Málaga

Los guardianes de la Feria

  • Málaga Hoy 'patrulla' con la Policía la Feria del centro, con controles antidroga y de detección de armas

  • Del descamisado ebrio al joven que huye solo para orinar

Policías en un dispositivo Policías en un dispositivo

Policías en un dispositivo / Jesús Mérida

"Está en un parque infantil -en la plaza de las Cofradías- consumiendo estupefacientes. Tiene conocimiento de que la cuantía de la sanción puede ser más del doble que en otro lugar?" La advertencia la lanza un policía nacional, que a renglón seguido recrimina al individuo las malas formas con las que se ha deshecho del cigarro de hachís que fumaba. "Quiero que lo cojas y lo vuelvas a tirar con educación", le ordena el agente. El joven, sentado cerca de una menor de apenas 2 años que juega con un carrito de bebé, lleva escrito en el codo ACAB, el acrónimo de la frase inglesa All cops are bastards, que se traduce en Todos los policías son unos bastardos. "Eso que llevas es por simpatía hacia nosotros, ¿no?", ironiza el efectivo.

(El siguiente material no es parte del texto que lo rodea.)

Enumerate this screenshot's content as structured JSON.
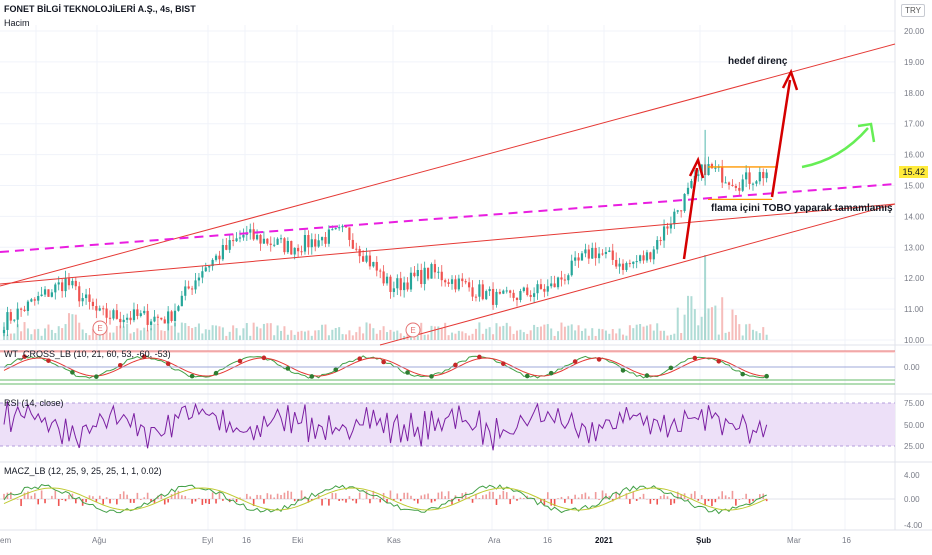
{
  "header": {
    "title": "FONET BİLGİ TEKNOLOJİLERİ A.Ş., 4s, BIST",
    "volume_label": "Hacim",
    "currency": "TRY",
    "last_price": "15.42"
  },
  "annotations": {
    "target": "hedef direnç",
    "pattern": "flama içini TOBO yaparak tamamlamış"
  },
  "earnings_marker": "E",
  "panes": {
    "wt": {
      "label": "WT_CROSS_LB (10, 21, 60, 53, -60, -53)",
      "ticks": [
        "0.00"
      ]
    },
    "rsi": {
      "label": "RSI (14, close)",
      "ticks": [
        "75.00",
        "50.00",
        "25.00"
      ]
    },
    "macz": {
      "label": "MACZ_LB (12, 25, 9, 25, 25, 1, 1, 0.02)",
      "ticks": [
        "4.00",
        "0.00",
        "-4.00"
      ]
    }
  },
  "x_axis": {
    "labels": [
      "em",
      "Ağu",
      "Eyl",
      "16",
      "Eki",
      "Kas",
      "Ara",
      "16",
      "2021",
      "Şub",
      "Mar",
      "16"
    ]
  },
  "colors": {
    "up": "#26a69a",
    "down": "#ef5350",
    "channel": "#e53935",
    "dashed": "#e91ee0",
    "flag": "#ff9800",
    "arrow_red": "#d50000",
    "arrow_green": "#66ee55",
    "rsi": "#7b1fa2",
    "rsi_band": "#ede0f8"
  },
  "chart_data": {
    "type": "candlestick",
    "y_axis_ticks": [
      "20.00",
      "19.00",
      "18.00",
      "17.00",
      "16.00",
      "15.00",
      "14.00",
      "13.00",
      "12.00",
      "11.00",
      "10.00"
    ],
    "ylim": [
      10,
      20.4
    ],
    "x_labels": [
      "em",
      "Ağu",
      "Eyl",
      "16",
      "Eki",
      "Kas",
      "Ara",
      "16",
      "2021",
      "Şub",
      "Mar",
      "16"
    ],
    "last_price": 15.42,
    "price_path": [
      {
        "date": "Temmuz",
        "close": 10.6
      },
      {
        "date": "Ağu",
        "close": 11.9
      },
      {
        "date": "Ağu",
        "close": 10.8
      },
      {
        "date": "Eyl",
        "close": 10.7
      },
      {
        "date": "Eyl",
        "close": 12.3
      },
      {
        "date": "16",
        "close": 13.4
      },
      {
        "date": "Eki",
        "close": 13.0
      },
      {
        "date": "Eki",
        "close": 13.5
      },
      {
        "date": "Kas",
        "close": 11.7
      },
      {
        "date": "Kas",
        "close": 12.2
      },
      {
        "date": "Ara",
        "close": 11.3
      },
      {
        "date": "Ara",
        "close": 11.7
      },
      {
        "date": "16",
        "close": 12.9
      },
      {
        "date": "2021",
        "close": 12.4
      },
      {
        "date": "2021",
        "close": 12.7
      },
      {
        "date": "Şub",
        "close": 15.6
      },
      {
        "date": "Şub",
        "close": 15.1
      },
      {
        "date": "Şub",
        "close": 15.42
      }
    ],
    "flag_high": 15.6,
    "flag_low": 14.55,
    "target": 18.7
  }
}
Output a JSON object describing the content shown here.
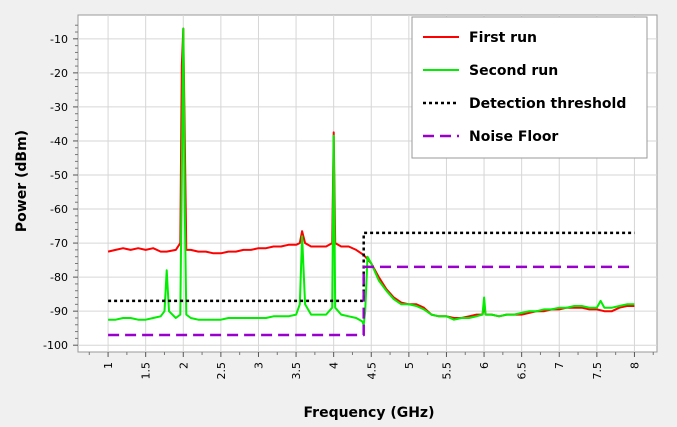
{
  "chart_data": {
    "type": "line",
    "xlabel": "Frequency (GHz)",
    "ylabel": "Power (dBm)",
    "xlim": [
      0.6,
      8.3
    ],
    "ylim": [
      -102,
      -3
    ],
    "x_ticks": [
      1,
      1.5,
      2,
      2.5,
      3,
      3.5,
      4,
      4.5,
      5,
      5.5,
      6,
      6.5,
      7,
      7.5,
      8
    ],
    "y_ticks": [
      -100,
      -90,
      -80,
      -70,
      -60,
      -50,
      -40,
      -30,
      -20,
      -10
    ],
    "grid": true,
    "legend_position": "top-right",
    "series": [
      {
        "name": "First run",
        "color": "#ff0000",
        "style": "solid",
        "points": [
          [
            1.0,
            -72.5
          ],
          [
            1.1,
            -72
          ],
          [
            1.2,
            -71.5
          ],
          [
            1.3,
            -72
          ],
          [
            1.4,
            -71.5
          ],
          [
            1.5,
            -72
          ],
          [
            1.6,
            -71.5
          ],
          [
            1.7,
            -72.5
          ],
          [
            1.78,
            -72.5
          ],
          [
            1.9,
            -72
          ],
          [
            1.96,
            -70
          ],
          [
            1.98,
            -18
          ],
          [
            2.0,
            -7
          ],
          [
            2.02,
            -40
          ],
          [
            2.04,
            -72
          ],
          [
            2.1,
            -72
          ],
          [
            2.2,
            -72.5
          ],
          [
            2.3,
            -72.5
          ],
          [
            2.4,
            -73
          ],
          [
            2.5,
            -73
          ],
          [
            2.6,
            -72.5
          ],
          [
            2.7,
            -72.5
          ],
          [
            2.8,
            -72
          ],
          [
            2.9,
            -72
          ],
          [
            3.0,
            -71.5
          ],
          [
            3.1,
            -71.5
          ],
          [
            3.2,
            -71
          ],
          [
            3.3,
            -71
          ],
          [
            3.4,
            -70.5
          ],
          [
            3.5,
            -70.5
          ],
          [
            3.55,
            -70
          ],
          [
            3.58,
            -66.5
          ],
          [
            3.62,
            -70
          ],
          [
            3.7,
            -71
          ],
          [
            3.8,
            -71
          ],
          [
            3.9,
            -71
          ],
          [
            3.98,
            -70
          ],
          [
            4.0,
            -37.5
          ],
          [
            4.02,
            -70
          ],
          [
            4.1,
            -71
          ],
          [
            4.2,
            -71
          ],
          [
            4.3,
            -72
          ],
          [
            4.4,
            -73.5
          ],
          [
            4.5,
            -76
          ],
          [
            4.6,
            -80
          ],
          [
            4.7,
            -83.5
          ],
          [
            4.8,
            -86
          ],
          [
            4.9,
            -87.5
          ],
          [
            5.0,
            -88
          ],
          [
            5.1,
            -88
          ],
          [
            5.2,
            -89
          ],
          [
            5.3,
            -91
          ],
          [
            5.4,
            -91.5
          ],
          [
            5.5,
            -91.5
          ],
          [
            5.6,
            -92
          ],
          [
            5.7,
            -92
          ],
          [
            5.8,
            -91.5
          ],
          [
            5.9,
            -91
          ],
          [
            5.98,
            -91
          ],
          [
            6.0,
            -88
          ],
          [
            6.02,
            -91
          ],
          [
            6.1,
            -91
          ],
          [
            6.2,
            -91.5
          ],
          [
            6.3,
            -91
          ],
          [
            6.4,
            -91
          ],
          [
            6.5,
            -91
          ],
          [
            6.6,
            -90.5
          ],
          [
            6.7,
            -90
          ],
          [
            6.8,
            -90
          ],
          [
            6.9,
            -89.5
          ],
          [
            7.0,
            -89.5
          ],
          [
            7.1,
            -89
          ],
          [
            7.2,
            -89
          ],
          [
            7.3,
            -89
          ],
          [
            7.4,
            -89.5
          ],
          [
            7.5,
            -89.5
          ],
          [
            7.6,
            -90
          ],
          [
            7.7,
            -90
          ],
          [
            7.8,
            -89
          ],
          [
            7.9,
            -88.5
          ],
          [
            8.0,
            -88.5
          ]
        ]
      },
      {
        "name": "Second run",
        "color": "#00ee00",
        "style": "solid",
        "points": [
          [
            1.0,
            -92.5
          ],
          [
            1.1,
            -92.5
          ],
          [
            1.2,
            -92
          ],
          [
            1.3,
            -92
          ],
          [
            1.4,
            -92.5
          ],
          [
            1.5,
            -92.5
          ],
          [
            1.6,
            -92
          ],
          [
            1.7,
            -91.5
          ],
          [
            1.75,
            -90
          ],
          [
            1.78,
            -78
          ],
          [
            1.81,
            -90
          ],
          [
            1.9,
            -92
          ],
          [
            1.96,
            -91
          ],
          [
            1.98,
            -50
          ],
          [
            2.0,
            -7
          ],
          [
            2.02,
            -60
          ],
          [
            2.04,
            -91
          ],
          [
            2.1,
            -92
          ],
          [
            2.2,
            -92.5
          ],
          [
            2.3,
            -92.5
          ],
          [
            2.4,
            -92.5
          ],
          [
            2.5,
            -92.5
          ],
          [
            2.6,
            -92
          ],
          [
            2.7,
            -92
          ],
          [
            2.8,
            -92
          ],
          [
            2.9,
            -92
          ],
          [
            3.0,
            -92
          ],
          [
            3.1,
            -92
          ],
          [
            3.2,
            -91.5
          ],
          [
            3.3,
            -91.5
          ],
          [
            3.4,
            -91.5
          ],
          [
            3.5,
            -91
          ],
          [
            3.55,
            -88
          ],
          [
            3.58,
            -68
          ],
          [
            3.62,
            -88
          ],
          [
            3.7,
            -91
          ],
          [
            3.8,
            -91
          ],
          [
            3.9,
            -91
          ],
          [
            3.98,
            -89
          ],
          [
            4.0,
            -38.5
          ],
          [
            4.02,
            -89
          ],
          [
            4.1,
            -91
          ],
          [
            4.2,
            -91.5
          ],
          [
            4.3,
            -92
          ],
          [
            4.38,
            -93
          ],
          [
            4.4,
            -94
          ],
          [
            4.42,
            -90
          ],
          [
            4.45,
            -74
          ],
          [
            4.5,
            -76
          ],
          [
            4.6,
            -81
          ],
          [
            4.7,
            -84
          ],
          [
            4.8,
            -86.5
          ],
          [
            4.9,
            -88
          ],
          [
            5.0,
            -88
          ],
          [
            5.1,
            -88.5
          ],
          [
            5.2,
            -89.5
          ],
          [
            5.3,
            -91
          ],
          [
            5.4,
            -91.5
          ],
          [
            5.5,
            -91.5
          ],
          [
            5.6,
            -92.5
          ],
          [
            5.7,
            -92
          ],
          [
            5.8,
            -92
          ],
          [
            5.9,
            -91.5
          ],
          [
            5.98,
            -91
          ],
          [
            6.0,
            -86
          ],
          [
            6.02,
            -91
          ],
          [
            6.1,
            -91
          ],
          [
            6.2,
            -91.5
          ],
          [
            6.3,
            -91
          ],
          [
            6.4,
            -91
          ],
          [
            6.5,
            -90.5
          ],
          [
            6.6,
            -90
          ],
          [
            6.7,
            -90
          ],
          [
            6.8,
            -89.5
          ],
          [
            6.9,
            -89.5
          ],
          [
            7.0,
            -89
          ],
          [
            7.1,
            -89
          ],
          [
            7.2,
            -88.5
          ],
          [
            7.3,
            -88.5
          ],
          [
            7.4,
            -89
          ],
          [
            7.5,
            -89
          ],
          [
            7.55,
            -87
          ],
          [
            7.6,
            -89
          ],
          [
            7.7,
            -89
          ],
          [
            7.8,
            -88.5
          ],
          [
            7.9,
            -88
          ],
          [
            8.0,
            -88
          ]
        ]
      },
      {
        "name": "Detection threshold",
        "color": "#000000",
        "style": "dotted",
        "points": [
          [
            1.0,
            -87
          ],
          [
            4.4,
            -87
          ],
          [
            4.4,
            -67
          ],
          [
            8.0,
            -67
          ]
        ]
      },
      {
        "name": "Noise Floor",
        "color": "#9900cc",
        "style": "dashed",
        "points": [
          [
            1.0,
            -97
          ],
          [
            4.4,
            -97
          ],
          [
            4.4,
            -77
          ],
          [
            8.0,
            -77
          ]
        ]
      }
    ]
  }
}
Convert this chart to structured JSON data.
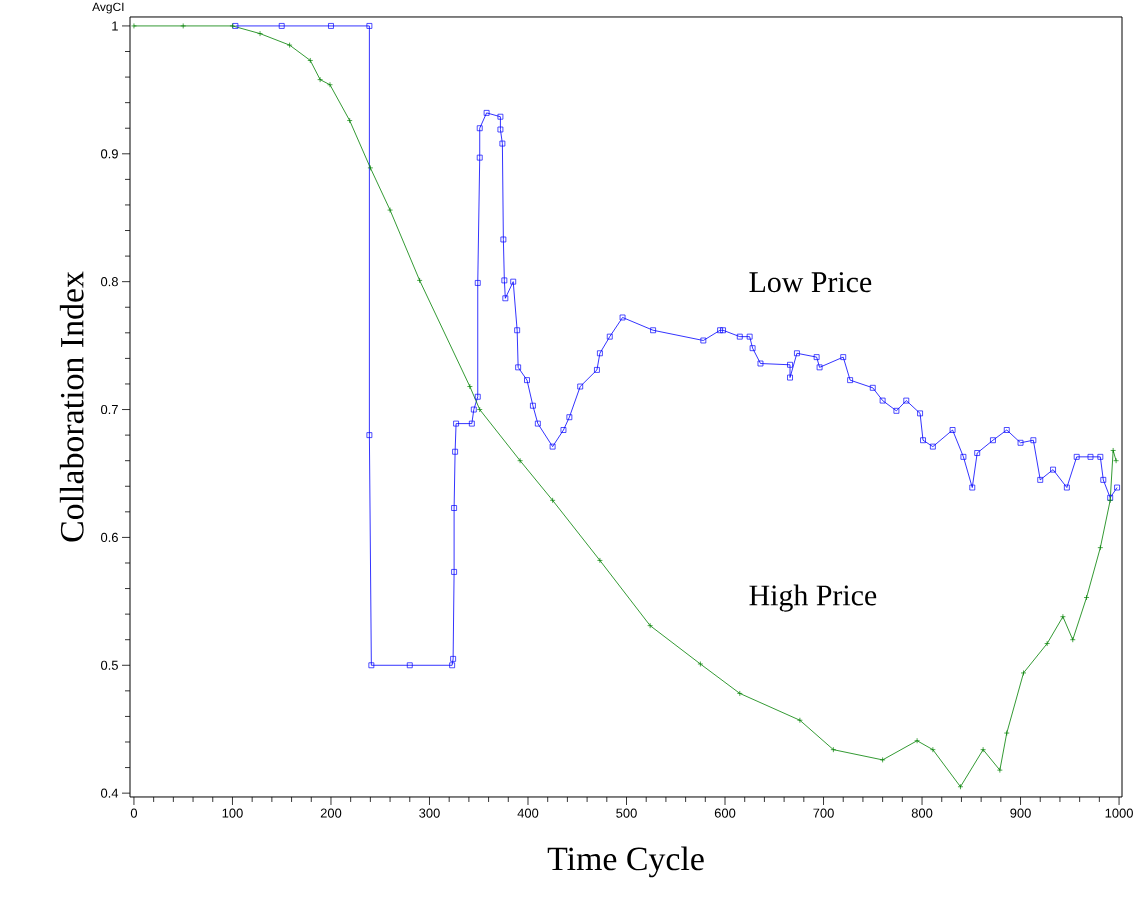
{
  "chart_data": {
    "type": "line",
    "xlabel": "Time Cycle",
    "ylabel": "Collaboration Index",
    "annotations": [
      "AvgCI"
    ],
    "xlim": [
      -4,
      1003
    ],
    "ylim": [
      0.397,
      1.007
    ],
    "xticks": [
      0,
      100,
      200,
      300,
      400,
      500,
      600,
      700,
      800,
      900,
      1000
    ],
    "yticks": [
      0.4,
      0.5,
      0.6,
      0.7,
      0.8,
      0.9,
      1
    ],
    "grid": false,
    "legend": false,
    "series": [
      {
        "name": "Low Price",
        "color": "#0000ff",
        "marker": "square",
        "x": [
          103,
          150,
          200,
          239,
          239,
          241,
          280,
          323,
          324,
          325,
          325,
          326,
          327,
          343,
          345,
          349,
          349,
          351,
          351,
          358,
          372,
          372,
          374,
          375,
          376,
          377,
          385,
          389,
          390,
          399,
          405,
          410,
          425,
          436,
          442,
          453,
          470,
          473,
          483,
          496,
          527,
          578,
          595,
          598,
          615,
          625,
          628,
          636,
          666,
          666,
          673,
          693,
          696,
          720,
          727,
          750,
          760,
          774,
          784,
          798,
          801,
          811,
          831,
          842,
          851,
          856,
          872,
          886,
          900,
          913,
          920,
          933,
          947,
          957,
          971,
          981,
          984,
          991,
          998
        ],
        "values": [
          1.0,
          1.0,
          1.0,
          1.0,
          0.68,
          0.5,
          0.5,
          0.5,
          0.505,
          0.573,
          0.623,
          0.667,
          0.689,
          0.689,
          0.7,
          0.71,
          0.799,
          0.897,
          0.92,
          0.932,
          0.929,
          0.919,
          0.908,
          0.833,
          0.801,
          0.787,
          0.8,
          0.762,
          0.733,
          0.723,
          0.703,
          0.689,
          0.671,
          0.684,
          0.694,
          0.718,
          0.731,
          0.744,
          0.757,
          0.772,
          0.762,
          0.754,
          0.762,
          0.762,
          0.757,
          0.757,
          0.748,
          0.736,
          0.735,
          0.725,
          0.744,
          0.741,
          0.733,
          0.741,
          0.723,
          0.717,
          0.707,
          0.699,
          0.707,
          0.697,
          0.676,
          0.671,
          0.684,
          0.663,
          0.639,
          0.666,
          0.676,
          0.684,
          0.674,
          0.676,
          0.645,
          0.653,
          0.639,
          0.663,
          0.663,
          0.663,
          0.645,
          0.631,
          0.639
        ]
      },
      {
        "name": "High Price",
        "color": "#008000",
        "marker": "cross",
        "x": [
          0,
          50,
          100,
          128,
          158,
          179,
          189,
          199,
          219,
          240,
          260,
          290,
          341,
          351,
          392,
          425,
          473,
          524,
          575,
          615,
          676,
          710,
          760,
          795,
          811,
          839,
          862,
          879,
          886,
          903,
          927,
          943,
          953,
          967,
          981,
          991,
          994,
          997
        ],
        "values": [
          1.0,
          1.0,
          1.0,
          0.994,
          0.985,
          0.973,
          0.958,
          0.954,
          0.926,
          0.889,
          0.856,
          0.801,
          0.718,
          0.7,
          0.66,
          0.629,
          0.582,
          0.531,
          0.501,
          0.478,
          0.457,
          0.434,
          0.426,
          0.441,
          0.434,
          0.405,
          0.434,
          0.418,
          0.447,
          0.494,
          0.517,
          0.538,
          0.52,
          0.553,
          0.592,
          0.629,
          0.668,
          0.66
        ]
      }
    ]
  }
}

El recorrido con las tres patrullas de la Unidad de Prevención y Reacción (UPR) de la Policía Nacional encargada de vigilar a pie la Feria de Málaga arranca a las 15:30 en calle Larios y se prolonga hasta poco antes del anochecer, coincidiendo con el final de la fiesta. Casi una veintena de agentes están repartidos en distintos puntos estratégicos. A ellos se suman otros dos grupos del distrito centro. Unos permanecen en calle Tejón y Rodríguez, otros tienen asignada la plaza de la Merced. "Nuestra prioridad es la lucha antiterrorista", reconoce el jefe del operativo, Francis Campos, que hace referencia al nivel de alerta terrorista 4 en el que se encuentra España, situada en la diana del yihadismo. Portan un G36, que únicamente se utilizaría en caso de atentado. "Hace dos o tres años las armas largas no se sacaban. Ahora, lo hacemos a diario en estaciones, aeropuertos y puntos de aglomeración. Las exigencias han cambiado", explica uno de los policías que integra el dispositivo.

En apenas unas horas, la UPR practica entre 150 y 160 registros para detectar armas blancas o contundentes (como las defensas extensibles). "El que lleva un arma blanca o un puño americano ya viene predispuesto. Este año el uso ha descendido", sostiene el responsable del grupo, que principalmente se enfrenta al esclarecimiento de hurtos y robos del interior de coches, sobre todo en Cortijo de Torres.

En calle Larios, principal punto de acceso a la Feria y desde la que se evita la entrada de vehículos, los policías terminan haciendo también de guías turísticos. El goteo de visitantes y malagueños -a veces ebrios- incapaces de localizar una calle o la parada de autobús es continuo. "La gente no distingue si somos policías locales, nacionales o trabajamos en Limasa", detalla. Dos jóvenes se acercan a una agente francesa que durante toda la semana patrullará junto a la UPR de Málaga. Son colegas y han reconocido el uniforme tras coincidir con ella en la escuela de policía. "Soy voluntaria, quise formar parte de un equipo de policías que habla español. Necesitamos colaborar. Ésta es mi primera misión fuera de Francia", narra ilusionada la agente poco antes de realizar un cacheo.

A las 16:30, un aviso pone en alerta a los efectivos. Un motorista que ha accedido a calle Mariblanca, cortada al tráfico, se ha enzarzado con otro individuo que le recrimina su actitud. No ha sido más que un conato de pelea. "La Feria está transcurriendo con los mínimos incidentes. Otros años ha sido más conflictiva", precisa el jefe del dispositivo.

Son las siete de la tarde y en las calles del centro se respira una tranquilidad excesivamente atípica para tratarse de la víspera del 15 de agosto. "Es la primera vez que vemos esto", confiesa uno de los policías. Una familia pide unos spaguettis en una de las escasas terrazas ambientadas. Los niños ya regresan a casa. En Especerías, unos jóvenes apuran la cerveza mientras se mandan a callar ante la presencia policial. Varias ambulancias se abren paso.

Plaza Mitjana no defrauda. Un estudiante de Enfermería pregunta, preocupado, si la sanción, de entre 300 y 6.000 euros a la que se enfrenta por consumo de estupefacientes en la vía pública, podría afectarle a su futuro como opositor. Los agentes tratan de tranquilizarle. El hedor se acentúa en las inmediaciones de las zonas de ocio. En calle Beatas, la Policía obliga a un descamisado con serias dificultades para mantenerse en pie que se vista adecuadamente. Un tipo que parece huir obliga a correr a los policías, que descubren que, en realidad, solo pretendía usar una esquina como WC.